Tennessee is a village in McDonough County, Illinois, United States. The population was 101 at the 2020 census.

==History==
A post office called Tennessee has been in operation since 1856. The village was named after the state of Tennessee.

==Geography==
Tennessee is located in western McDonough County. U.S. Route 136 passes through the village as Campbell Street, leading northeast 2.5 mi to Colchester and 9 mi to Macomb, the McDonough county seat. Carthage is 16 mi to the west via US 136.

According to the U.S. Census Bureau, Tennessee has a total area of 0.43 sqmi, all land.

==Demographics==

As of the census of 2000, there were 144 people, 64 households, and 38 families residing in the village. The population density was 339.2 PD/sqmi. There were 70 housing units at an average density of 164.9 /sqmi. The racial makeup of the village was 98.61% White, 0.69% Native American, and 0.69% from two or more races.
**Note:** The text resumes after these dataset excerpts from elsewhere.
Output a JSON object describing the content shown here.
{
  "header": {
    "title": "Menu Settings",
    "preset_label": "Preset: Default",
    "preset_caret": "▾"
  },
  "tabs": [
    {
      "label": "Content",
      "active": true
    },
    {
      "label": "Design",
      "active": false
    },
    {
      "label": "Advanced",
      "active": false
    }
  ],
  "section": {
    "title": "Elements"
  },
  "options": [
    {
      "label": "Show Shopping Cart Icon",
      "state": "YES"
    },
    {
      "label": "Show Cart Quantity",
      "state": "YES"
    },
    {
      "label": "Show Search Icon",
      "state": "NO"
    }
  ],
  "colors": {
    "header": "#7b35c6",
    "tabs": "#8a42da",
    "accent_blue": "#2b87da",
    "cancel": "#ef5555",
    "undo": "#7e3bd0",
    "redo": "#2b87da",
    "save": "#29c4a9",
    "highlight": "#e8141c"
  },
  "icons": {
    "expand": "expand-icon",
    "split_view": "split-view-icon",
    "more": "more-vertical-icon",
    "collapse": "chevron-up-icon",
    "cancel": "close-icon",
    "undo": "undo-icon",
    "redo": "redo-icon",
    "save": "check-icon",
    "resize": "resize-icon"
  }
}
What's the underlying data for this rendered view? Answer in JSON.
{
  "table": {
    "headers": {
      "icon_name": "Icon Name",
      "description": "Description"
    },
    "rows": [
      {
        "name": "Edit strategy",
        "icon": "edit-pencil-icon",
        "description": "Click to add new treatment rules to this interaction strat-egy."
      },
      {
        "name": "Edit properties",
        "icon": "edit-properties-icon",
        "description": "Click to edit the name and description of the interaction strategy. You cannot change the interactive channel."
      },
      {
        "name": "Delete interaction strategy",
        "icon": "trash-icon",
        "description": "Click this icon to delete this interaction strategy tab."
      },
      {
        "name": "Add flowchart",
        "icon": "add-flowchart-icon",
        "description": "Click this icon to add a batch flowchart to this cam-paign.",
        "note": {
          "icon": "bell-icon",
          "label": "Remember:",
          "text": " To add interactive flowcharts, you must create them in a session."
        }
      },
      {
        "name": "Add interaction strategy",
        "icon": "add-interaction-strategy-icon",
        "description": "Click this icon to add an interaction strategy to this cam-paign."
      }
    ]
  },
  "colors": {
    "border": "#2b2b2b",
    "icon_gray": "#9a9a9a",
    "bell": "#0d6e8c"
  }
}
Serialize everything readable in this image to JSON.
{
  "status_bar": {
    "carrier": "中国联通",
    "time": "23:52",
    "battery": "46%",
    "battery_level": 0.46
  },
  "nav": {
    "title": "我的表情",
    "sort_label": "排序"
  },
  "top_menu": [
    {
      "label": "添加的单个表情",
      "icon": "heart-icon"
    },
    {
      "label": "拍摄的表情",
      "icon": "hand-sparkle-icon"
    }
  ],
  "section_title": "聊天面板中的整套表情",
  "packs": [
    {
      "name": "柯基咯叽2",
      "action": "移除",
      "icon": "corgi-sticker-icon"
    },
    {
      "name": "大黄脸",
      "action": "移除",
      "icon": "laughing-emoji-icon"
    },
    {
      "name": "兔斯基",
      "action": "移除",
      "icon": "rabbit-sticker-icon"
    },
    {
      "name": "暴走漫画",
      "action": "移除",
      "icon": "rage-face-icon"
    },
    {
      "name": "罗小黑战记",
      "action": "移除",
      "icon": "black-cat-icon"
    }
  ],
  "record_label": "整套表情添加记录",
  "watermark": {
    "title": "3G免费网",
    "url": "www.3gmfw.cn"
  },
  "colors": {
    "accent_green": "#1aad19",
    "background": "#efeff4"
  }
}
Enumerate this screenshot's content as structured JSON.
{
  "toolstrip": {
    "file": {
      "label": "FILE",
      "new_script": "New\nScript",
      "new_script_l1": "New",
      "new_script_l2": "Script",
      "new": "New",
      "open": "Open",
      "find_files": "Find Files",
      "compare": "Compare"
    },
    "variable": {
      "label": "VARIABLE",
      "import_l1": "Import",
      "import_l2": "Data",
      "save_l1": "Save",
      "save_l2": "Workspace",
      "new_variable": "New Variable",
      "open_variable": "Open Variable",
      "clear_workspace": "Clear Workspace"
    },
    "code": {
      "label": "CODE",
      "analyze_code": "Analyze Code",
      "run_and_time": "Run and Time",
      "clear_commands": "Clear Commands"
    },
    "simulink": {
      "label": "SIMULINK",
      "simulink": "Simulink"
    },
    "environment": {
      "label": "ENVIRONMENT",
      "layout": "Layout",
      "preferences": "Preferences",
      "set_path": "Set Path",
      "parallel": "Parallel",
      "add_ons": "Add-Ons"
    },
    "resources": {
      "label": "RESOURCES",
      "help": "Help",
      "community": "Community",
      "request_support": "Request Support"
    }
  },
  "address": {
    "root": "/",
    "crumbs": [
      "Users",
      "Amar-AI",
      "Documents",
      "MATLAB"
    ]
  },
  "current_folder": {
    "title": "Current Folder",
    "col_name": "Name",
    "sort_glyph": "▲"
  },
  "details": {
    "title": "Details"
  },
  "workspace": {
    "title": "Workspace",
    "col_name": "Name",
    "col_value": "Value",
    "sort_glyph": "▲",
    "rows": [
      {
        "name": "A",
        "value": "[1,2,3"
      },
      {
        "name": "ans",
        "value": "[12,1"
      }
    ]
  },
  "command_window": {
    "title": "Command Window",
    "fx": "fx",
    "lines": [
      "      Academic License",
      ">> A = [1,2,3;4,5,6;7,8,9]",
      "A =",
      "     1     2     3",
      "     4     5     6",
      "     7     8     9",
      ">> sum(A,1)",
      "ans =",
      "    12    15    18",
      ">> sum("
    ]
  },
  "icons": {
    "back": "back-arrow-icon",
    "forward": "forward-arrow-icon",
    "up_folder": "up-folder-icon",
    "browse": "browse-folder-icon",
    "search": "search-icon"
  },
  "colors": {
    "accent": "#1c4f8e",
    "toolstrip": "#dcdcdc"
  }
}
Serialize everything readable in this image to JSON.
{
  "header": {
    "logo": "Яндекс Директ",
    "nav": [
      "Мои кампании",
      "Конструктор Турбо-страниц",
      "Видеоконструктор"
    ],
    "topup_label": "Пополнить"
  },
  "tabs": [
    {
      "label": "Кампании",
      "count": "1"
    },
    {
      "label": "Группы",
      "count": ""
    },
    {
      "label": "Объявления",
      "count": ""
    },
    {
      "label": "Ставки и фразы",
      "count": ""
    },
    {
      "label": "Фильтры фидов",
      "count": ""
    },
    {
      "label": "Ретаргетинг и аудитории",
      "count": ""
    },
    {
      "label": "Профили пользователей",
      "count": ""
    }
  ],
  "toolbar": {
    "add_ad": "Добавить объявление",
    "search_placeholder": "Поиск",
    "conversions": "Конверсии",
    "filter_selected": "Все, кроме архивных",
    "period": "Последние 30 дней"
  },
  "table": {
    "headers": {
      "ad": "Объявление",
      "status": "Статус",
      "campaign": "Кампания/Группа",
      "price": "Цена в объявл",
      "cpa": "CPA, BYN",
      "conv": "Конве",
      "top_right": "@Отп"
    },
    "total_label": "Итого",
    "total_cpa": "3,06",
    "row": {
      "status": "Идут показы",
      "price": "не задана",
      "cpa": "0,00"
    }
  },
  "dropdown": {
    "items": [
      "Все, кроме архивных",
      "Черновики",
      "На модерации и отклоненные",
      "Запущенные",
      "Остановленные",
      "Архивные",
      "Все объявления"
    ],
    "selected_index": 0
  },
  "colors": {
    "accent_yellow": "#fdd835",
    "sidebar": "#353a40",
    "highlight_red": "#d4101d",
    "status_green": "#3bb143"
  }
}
There were 64 households, out of which 25.0% had children under the age of 18 living with them, 50.0% were married couples living together, 7.8% had a female householder with no husband present, and 40.6% were non-families. 37.5% of all households were made up of individuals, and 20.3% had someone living alone who was 65 years of age or older. The average household size was 2.25 and the average family size was 2.95.

In the village, the population was spread out, with 22.2% under the age of 18, 6.9% from 18 to 24, 24.3% from 25 to 44, 27.1% from 45 to 64, and 19.4% who were 65 years of age or older. The median age was 41 years. For every 100 females, there were 94.6 males. For every 100 females age 18 and over, there were 89.8 males.

The median income for a household in the village was $27,188, and the median income for a family was $34,750. Males had a median income of $20,833 versus $23,000 for females. The per capita income for the village was $13,311. There were 9.8% of families and 22.3% of the population living below the poverty line, including 38.5% of under eighteens and none of those over 64.

Historical population
| Census | Pop. | Note | %± |
| 1880 | 262 |  | — |
| 1890 | 313 |  | 19.5% |
| 1900 | 327 |  | 4.5% |
| 1910 | 274 |  | −16.2% |
| 1920 | 252 |  | −8.0% |
| 1930 | 223 |  | −11.5% |
| 1940 | 243 |  | 9.0% |
| 1950 | 249 |  | 2.5% |
| 1960 | 206 |  | −17.3% |
| 1970 | 179 |  | −13.1% |
| 1980 | 175 |  | −2.2% |
| 1990 | 127 |  | −27.4% |
| 2000 | 144 |  | 13.4% |
| 2010 | 115 |  | −20.1% |
| 2020 | 101 |  | −12.2% |
U.S. Decennial Census

==Education==
Tennessee is part of the West Prairie Community Unit School District 103. Students attend elementary school at South Elementary and then Middle School which are both located in Colchester. Students then go on to attend West Prairie High School in Sciota.